"The Game of the Year"

DECEMBER 21, 2006 -- POSTED AT 9:30 P.M. CST

LEPANTO, AR -- Sports Illustrated usually doesn't make it to small towns in Arkansas for feature stories on football games, but this year they made an exception. On Friday the 13th in October, two teams that had yet to win a game all season were about to play a game of football.  But not just any game, one that would make history.

East Poinsett County and Hughes High School; two football teams with less than 30 players combined. They took the field for what they thought was a normal conference match up. Little did they know the game would make it on ESPN SportsCenter and be featured in Sports Illustrated as the "Game of the Year." With only one overtime, EPC pulled off the win, 73 to 72. Brett Hardin, the quarterback for EPC, and his dad stare in amazement at the article.

"Most definitely a dream come true. Never would have thought that when you grow up, you'll be in Sports Illustrated or anything like that, especially with such a little school," says Brett Hardin.

The morning after a game that lasted four hours, first year head coach Dusty Meek said he honestly couldn't believe what had just happened.

"Sure enough there were highlights on SportsCenter. Then Sports Illustrated called a couple days later and Sporting News and a couple other national magazines called," says Coach Meek.

Brett recalls what he felt on the field that memorable night.

"I just started jumping up and down. I couldn't believe it we finally got one. We worked so hard to just get one win. It felt good," says Hardin.

It's fair to say all the publicity has definitely caused hype in the rural town of Lepanto.

"I got relatives from Texas I didn't even know about sending me letters and everything, so I'm learning about new family I didn't even know I had," says Hardin.
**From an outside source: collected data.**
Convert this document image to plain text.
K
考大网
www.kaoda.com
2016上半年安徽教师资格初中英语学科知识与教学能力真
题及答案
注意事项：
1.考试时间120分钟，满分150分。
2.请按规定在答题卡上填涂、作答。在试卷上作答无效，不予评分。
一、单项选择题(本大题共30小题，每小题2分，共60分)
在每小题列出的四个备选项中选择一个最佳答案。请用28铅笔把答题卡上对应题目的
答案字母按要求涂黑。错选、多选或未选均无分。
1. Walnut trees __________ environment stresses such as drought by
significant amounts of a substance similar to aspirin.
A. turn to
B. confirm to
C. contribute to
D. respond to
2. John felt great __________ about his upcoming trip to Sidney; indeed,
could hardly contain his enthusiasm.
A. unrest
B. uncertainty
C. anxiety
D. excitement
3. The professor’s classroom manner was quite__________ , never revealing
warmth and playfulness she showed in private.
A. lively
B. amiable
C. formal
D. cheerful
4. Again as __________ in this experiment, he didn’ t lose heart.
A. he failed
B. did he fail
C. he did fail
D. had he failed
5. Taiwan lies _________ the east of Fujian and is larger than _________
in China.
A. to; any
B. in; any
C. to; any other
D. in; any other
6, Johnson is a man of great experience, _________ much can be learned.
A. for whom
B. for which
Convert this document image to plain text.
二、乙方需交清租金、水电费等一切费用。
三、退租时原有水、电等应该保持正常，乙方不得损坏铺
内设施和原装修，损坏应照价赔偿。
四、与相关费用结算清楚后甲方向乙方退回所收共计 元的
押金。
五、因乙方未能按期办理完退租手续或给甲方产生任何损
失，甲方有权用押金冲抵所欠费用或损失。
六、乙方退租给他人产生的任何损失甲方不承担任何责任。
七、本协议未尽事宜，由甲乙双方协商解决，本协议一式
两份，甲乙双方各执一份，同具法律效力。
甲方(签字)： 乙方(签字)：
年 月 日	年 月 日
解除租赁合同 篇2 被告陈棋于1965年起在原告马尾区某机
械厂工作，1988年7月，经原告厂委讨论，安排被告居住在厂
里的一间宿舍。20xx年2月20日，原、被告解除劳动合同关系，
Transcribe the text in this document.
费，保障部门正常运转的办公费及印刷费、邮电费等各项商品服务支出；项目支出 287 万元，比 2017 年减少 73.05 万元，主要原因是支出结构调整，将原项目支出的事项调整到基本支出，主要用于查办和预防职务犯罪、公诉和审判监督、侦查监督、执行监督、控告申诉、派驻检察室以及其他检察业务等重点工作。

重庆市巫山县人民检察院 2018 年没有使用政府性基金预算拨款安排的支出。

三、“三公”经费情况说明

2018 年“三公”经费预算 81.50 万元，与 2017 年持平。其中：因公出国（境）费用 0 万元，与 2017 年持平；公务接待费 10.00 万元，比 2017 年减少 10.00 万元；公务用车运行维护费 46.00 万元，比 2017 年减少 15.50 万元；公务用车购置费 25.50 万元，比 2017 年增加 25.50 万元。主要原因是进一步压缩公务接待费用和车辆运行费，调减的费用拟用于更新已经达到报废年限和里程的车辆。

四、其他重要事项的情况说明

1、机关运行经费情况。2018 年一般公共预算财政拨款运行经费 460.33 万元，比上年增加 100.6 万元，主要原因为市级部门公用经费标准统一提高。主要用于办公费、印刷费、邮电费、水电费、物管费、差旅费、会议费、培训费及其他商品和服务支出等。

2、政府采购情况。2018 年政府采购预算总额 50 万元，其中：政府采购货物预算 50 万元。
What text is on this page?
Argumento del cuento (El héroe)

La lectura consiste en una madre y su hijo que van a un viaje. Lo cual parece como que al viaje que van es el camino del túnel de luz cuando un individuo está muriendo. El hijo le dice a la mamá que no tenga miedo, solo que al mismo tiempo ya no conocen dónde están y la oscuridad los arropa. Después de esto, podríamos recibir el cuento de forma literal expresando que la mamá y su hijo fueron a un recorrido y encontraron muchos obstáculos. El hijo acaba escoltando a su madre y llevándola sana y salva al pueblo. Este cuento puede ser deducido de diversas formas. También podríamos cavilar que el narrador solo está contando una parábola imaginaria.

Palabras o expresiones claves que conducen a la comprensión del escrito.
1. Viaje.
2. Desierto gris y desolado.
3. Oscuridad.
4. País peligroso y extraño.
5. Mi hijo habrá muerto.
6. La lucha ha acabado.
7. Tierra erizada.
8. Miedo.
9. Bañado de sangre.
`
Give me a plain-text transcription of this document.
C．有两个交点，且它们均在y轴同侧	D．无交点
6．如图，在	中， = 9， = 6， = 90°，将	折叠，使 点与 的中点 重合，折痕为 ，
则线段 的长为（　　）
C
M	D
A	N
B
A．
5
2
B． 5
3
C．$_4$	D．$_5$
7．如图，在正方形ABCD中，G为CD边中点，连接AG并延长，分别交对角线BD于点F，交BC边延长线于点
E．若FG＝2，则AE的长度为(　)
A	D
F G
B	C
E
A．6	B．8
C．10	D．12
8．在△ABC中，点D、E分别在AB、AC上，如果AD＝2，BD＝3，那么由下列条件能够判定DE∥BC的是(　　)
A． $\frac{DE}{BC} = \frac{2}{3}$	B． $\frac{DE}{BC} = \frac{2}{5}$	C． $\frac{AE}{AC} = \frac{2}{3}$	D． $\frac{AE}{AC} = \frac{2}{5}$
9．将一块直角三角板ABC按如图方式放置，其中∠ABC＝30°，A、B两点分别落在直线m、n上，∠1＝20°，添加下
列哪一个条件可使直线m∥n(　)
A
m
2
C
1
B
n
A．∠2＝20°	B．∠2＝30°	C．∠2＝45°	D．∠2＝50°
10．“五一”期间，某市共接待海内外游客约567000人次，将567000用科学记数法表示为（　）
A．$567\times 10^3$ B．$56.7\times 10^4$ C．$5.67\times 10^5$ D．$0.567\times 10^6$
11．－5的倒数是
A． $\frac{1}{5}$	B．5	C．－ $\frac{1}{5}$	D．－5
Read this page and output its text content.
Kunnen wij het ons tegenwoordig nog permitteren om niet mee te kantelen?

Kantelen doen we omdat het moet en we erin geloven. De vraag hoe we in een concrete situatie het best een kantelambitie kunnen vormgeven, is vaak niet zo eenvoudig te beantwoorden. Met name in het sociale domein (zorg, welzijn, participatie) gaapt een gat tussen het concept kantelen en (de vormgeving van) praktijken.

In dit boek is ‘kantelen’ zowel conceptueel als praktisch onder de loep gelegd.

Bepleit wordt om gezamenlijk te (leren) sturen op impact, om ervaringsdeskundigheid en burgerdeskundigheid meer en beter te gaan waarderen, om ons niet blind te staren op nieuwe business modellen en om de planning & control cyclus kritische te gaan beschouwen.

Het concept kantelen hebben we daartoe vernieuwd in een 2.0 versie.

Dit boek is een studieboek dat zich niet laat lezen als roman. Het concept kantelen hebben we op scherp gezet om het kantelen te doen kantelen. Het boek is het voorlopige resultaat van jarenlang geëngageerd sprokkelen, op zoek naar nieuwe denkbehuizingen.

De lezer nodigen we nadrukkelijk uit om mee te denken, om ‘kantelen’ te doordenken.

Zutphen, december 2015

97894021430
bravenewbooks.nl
Just goes to prove, you never know what can happen in the game of football.  Two small towns with losing football teams named "Game of the Year" in the nation's top sports magazine.

"Right now, it's kind of like a fairy tale or a dream, the idea that we're actually in Sports Illustrated," adds Coach Meek.

"Whenever you go 1 and 9, you don't think you'll have a game you'll really remember, but when you make Sports Illustrated, think you'll remember it for the rest of your life," says Hardin.